I’m going to explain why userland jailbreaks can’t have custom boot logos and why they can’t restore to custom firmware.
When your device is given power, the device’s bootrom is mapped to an address in the RAM. Then the bootrom signature checks LLB. LLB is then overwritten on top of the Bootrom. Then LLB signature checks iBoot.
In order to display a custom boot logo, iBoot needs to be patched. However, if LLB detects that iBoot is pwned, it will enter a DFU loop. If you didn’t pwn iBoot but added a custom bootlogo, You would see a black screen instead of a custom logo because custom logos are not signed code.
Why not pwn LLB? Well, all devices except the 3GS (New Bootrom)/iPad/iPhone 4/iPod 3 cannot because the bootrom can detect that LLB is not valid, and therefore enter a DFU loop. However, All other devices have an exploit available to bypass the check.
Those devices include the iPhone 2G/3G/3GS (old bootrom) & iPod Touch 1G/2G (MB).

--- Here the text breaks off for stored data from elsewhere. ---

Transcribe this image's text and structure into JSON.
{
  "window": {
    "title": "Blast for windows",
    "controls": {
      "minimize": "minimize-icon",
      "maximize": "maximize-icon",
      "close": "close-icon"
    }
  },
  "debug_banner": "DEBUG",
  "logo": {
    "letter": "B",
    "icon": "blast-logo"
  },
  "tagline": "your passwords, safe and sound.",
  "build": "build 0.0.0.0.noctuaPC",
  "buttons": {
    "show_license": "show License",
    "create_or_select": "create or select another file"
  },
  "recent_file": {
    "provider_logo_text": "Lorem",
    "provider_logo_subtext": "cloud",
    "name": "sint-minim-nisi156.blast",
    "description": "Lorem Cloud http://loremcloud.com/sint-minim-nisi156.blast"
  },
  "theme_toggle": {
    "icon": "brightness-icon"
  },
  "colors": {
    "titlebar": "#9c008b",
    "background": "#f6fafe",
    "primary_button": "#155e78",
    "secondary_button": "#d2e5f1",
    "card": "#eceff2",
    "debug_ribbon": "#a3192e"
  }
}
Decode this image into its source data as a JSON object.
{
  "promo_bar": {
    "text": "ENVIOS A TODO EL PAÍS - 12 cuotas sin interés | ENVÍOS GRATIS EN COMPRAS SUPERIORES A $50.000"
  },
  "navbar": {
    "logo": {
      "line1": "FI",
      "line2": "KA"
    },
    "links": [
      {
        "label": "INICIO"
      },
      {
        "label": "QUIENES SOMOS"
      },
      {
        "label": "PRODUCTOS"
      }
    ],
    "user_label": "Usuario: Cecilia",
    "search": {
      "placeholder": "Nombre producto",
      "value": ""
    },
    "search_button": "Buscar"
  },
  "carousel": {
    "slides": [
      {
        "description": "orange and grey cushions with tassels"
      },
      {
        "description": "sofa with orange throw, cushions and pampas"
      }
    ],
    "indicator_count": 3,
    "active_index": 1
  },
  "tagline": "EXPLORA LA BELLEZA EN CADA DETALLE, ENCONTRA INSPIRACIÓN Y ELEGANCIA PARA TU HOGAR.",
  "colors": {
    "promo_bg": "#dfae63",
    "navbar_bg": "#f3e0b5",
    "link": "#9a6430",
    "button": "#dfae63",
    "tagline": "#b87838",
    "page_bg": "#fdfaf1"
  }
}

Awhile ago, when Spirit came out. msft.guy developed Spirit2Pwn which allowed devices listed above to accept Custom Firmwares or Custom Boot logos. Surely, this can easily be upgraded to work on 4.0 for those devices above, but not with the new ones. Why?
Spirit2Pwn basically flashes the NOR which contains your BootLogos/LLB/iBoot/and more. Remember, if new bootrom devices have an invalidated LLB, it will enter a DFU loop. Not allowing the device to boot until a restore.
So people with an iPhone 3GS (new bootrom)/iPod Touch 2G (MC)/iPod Touch 3/iPad/iPhone 4 cannot have custom boot logos at this time.
What is required?
Simple. A bootrom or iBoot exploit.
However, as far as I know, the private bootrom exploit is tethered. But there is also another iBoot exploit demo’d by geohot on his YouTube channel which can make it untethered for ONE firmware. So, The new devices would most likely only have custom boot logos while booting tethered.
What is tethered?
Booting your device with the assistance of your Computer.
ACCEPTING CUSTOM FIRMWARE WORKS THE SAME WAY.
*For those thinking that since they see this on their device on boot :
| its just some shell code that comex’s new jailbreak uses. It stores it in the framebuffer which makes you see that.*
This should clear things up if you read it all.